The Egyptian army has destroyed hundreds of tunnels since it ousted the country’s first democratically elected president, Mohamed Morsi, in a coup in July last year.
The tunnels are the only lifeline for Gazans living under the Israeli siege. Palestinians use the tunnels to bring essential supplies, such as foodstuff, cooking gas, medicines, petrol, and livestock, into the Gaza Strip.
On Saturday, the Egyptian army also destroyed several homes in the Sinai Peninsula as part of a new plan to create a buffer zone along its border with Gaza.
The campaign began with a military operation in the border town of Rafah where tunnels leading into the Gaza Strip were destroyed.
The zone would potentially threaten dozens of homes in the town, which has been divided by an international border since the 1982 Camp David Accords.
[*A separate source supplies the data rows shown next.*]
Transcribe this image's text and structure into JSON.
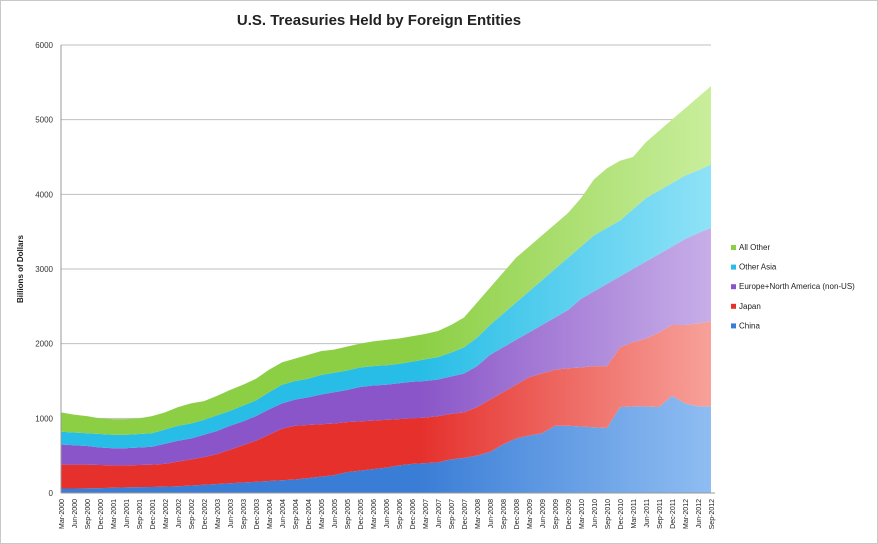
{
  "chart_data": {
    "type": "area",
    "stacked": true,
    "title": "U.S. Treasuries Held by Foreign Entities",
    "xlabel": "",
    "ylabel": "Billions of Dollars",
    "ylim": [
      0,
      6000
    ],
    "yticks": [
      0,
      1000,
      2000,
      3000,
      4000,
      5000,
      6000
    ],
    "grid": true,
    "legend_position": "right",
    "categories": [
      "Mar-2000",
      "Jun-2000",
      "Sep-2000",
      "Dec-2000",
      "Mar-2001",
      "Jun-2001",
      "Sep-2001",
      "Dec-2001",
      "Mar-2002",
      "Jun-2002",
      "Sep-2002",
      "Dec-2002",
      "Mar-2003",
      "Jun-2003",
      "Sep-2003",
      "Dec-2003",
      "Mar-2004",
      "Jun-2004",
      "Sep-2004",
      "Dec-2004",
      "Mar-2005",
      "Jun-2005",
      "Sep-2005",
      "Dec-2005",
      "Mar-2006",
      "Jun-2006",
      "Sep-2006",
      "Dec-2006",
      "Mar-2007",
      "Jun-2007",
      "Sep-2007",
      "Dec-2007",
      "Mar-2008",
      "Jun-2008",
      "Sep-2008",
      "Dec-2008",
      "Mar-2009",
      "Jun-2009",
      "Sep-2009",
      "Dec-2009",
      "Mar-2010",
      "Jun-2010",
      "Sep-2010",
      "Dec-2010",
      "Mar-2011",
      "Jun-2011",
      "Sep-2011",
      "Dec-2011",
      "Mar-2012",
      "Jun-2012",
      "Sep-2012"
    ],
    "series": [
      {
        "name": "China",
        "color": "#3a7dd6",
        "light": "#8fbdf2",
        "values": [
          60,
          60,
          62,
          65,
          70,
          75,
          78,
          80,
          85,
          90,
          100,
          110,
          120,
          130,
          140,
          150,
          160,
          170,
          180,
          200,
          220,
          240,
          280,
          300,
          320,
          340,
          370,
          390,
          400,
          410,
          450,
          470,
          500,
          550,
          650,
          730,
          770,
          800,
          900,
          900,
          890,
          880,
          870,
          1150,
          1160,
          1160,
          1150,
          1300,
          1200,
          1160,
          1160
        ]
      },
      {
        "name": "Japan",
        "color": "#e5302c",
        "light": "#f7a19a",
        "values": [
          320,
          320,
          318,
          310,
          300,
          295,
          297,
          300,
          305,
          330,
          350,
          370,
          400,
          450,
          500,
          550,
          620,
          690,
          720,
          710,
          700,
          690,
          670,
          660,
          650,
          640,
          620,
          610,
          610,
          620,
          610,
          610,
          650,
          700,
          700,
          720,
          780,
          800,
          750,
          770,
          790,
          820,
          830,
          800,
          860,
          910,
          1000,
          950,
          1050,
          1110,
          1140
        ]
      },
      {
        "name": "Europe+North America (non-US)",
        "color": "#8a55c8",
        "light": "#c7aee8",
        "values": [
          270,
          260,
          250,
          235,
          230,
          230,
          235,
          240,
          270,
          280,
          280,
          300,
          310,
          320,
          320,
          330,
          340,
          340,
          350,
          370,
          400,
          420,
          430,
          460,
          470,
          470,
          480,
          490,
          490,
          490,
          500,
          520,
          550,
          600,
          600,
          600,
          600,
          650,
          700,
          780,
          920,
          1000,
          1100,
          950,
          980,
          1030,
          1050,
          1050,
          1150,
          1210,
          1250
        ]
      },
      {
        "name": "Other Asia",
        "color": "#27bde6",
        "light": "#8fe2f7",
        "values": [
          170,
          170,
          170,
          180,
          180,
          180,
          180,
          180,
          190,
          200,
          200,
          200,
          210,
          200,
          210,
          210,
          230,
          250,
          250,
          250,
          260,
          260,
          260,
          260,
          260,
          260,
          260,
          270,
          290,
          300,
          320,
          350,
          380,
          400,
          450,
          500,
          550,
          600,
          650,
          700,
          700,
          750,
          750,
          750,
          800,
          850,
          850,
          850,
          850,
          840,
          850
        ]
      },
      {
        "name": "All Other",
        "color": "#8ccf45",
        "light": "#c9ee9c",
        "values": [
          260,
          240,
          230,
          210,
          210,
          210,
          210,
          230,
          230,
          250,
          270,
          250,
          260,
          280,
          280,
          290,
          300,
          300,
          300,
          320,
          320,
          310,
          320,
          320,
          330,
          340,
          340,
          340,
          340,
          350,
          370,
          400,
          470,
          500,
          550,
          600,
          600,
          600,
          600,
          600,
          650,
          750,
          800,
          800,
          700,
          750,
          800,
          850,
          900,
          980,
          1050
        ]
      }
    ]
  }
}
Thousands of Palestinians were displaced in the early 2000s when Israel demolished homes to build a buffer zone on the Palestinian side.
The 1.7 million Palestinians of the Gaza Strip are living in what is called the world's largest open-air prison as Israel retains full control of the airspace, territorial waters, and border crossings of the territory.
Gaza has been blockaded by the Israeli regime since June 2007, a situation which has caused a decline in the standard of living, unprecedented levels of unemployment, and unrelenting poverty.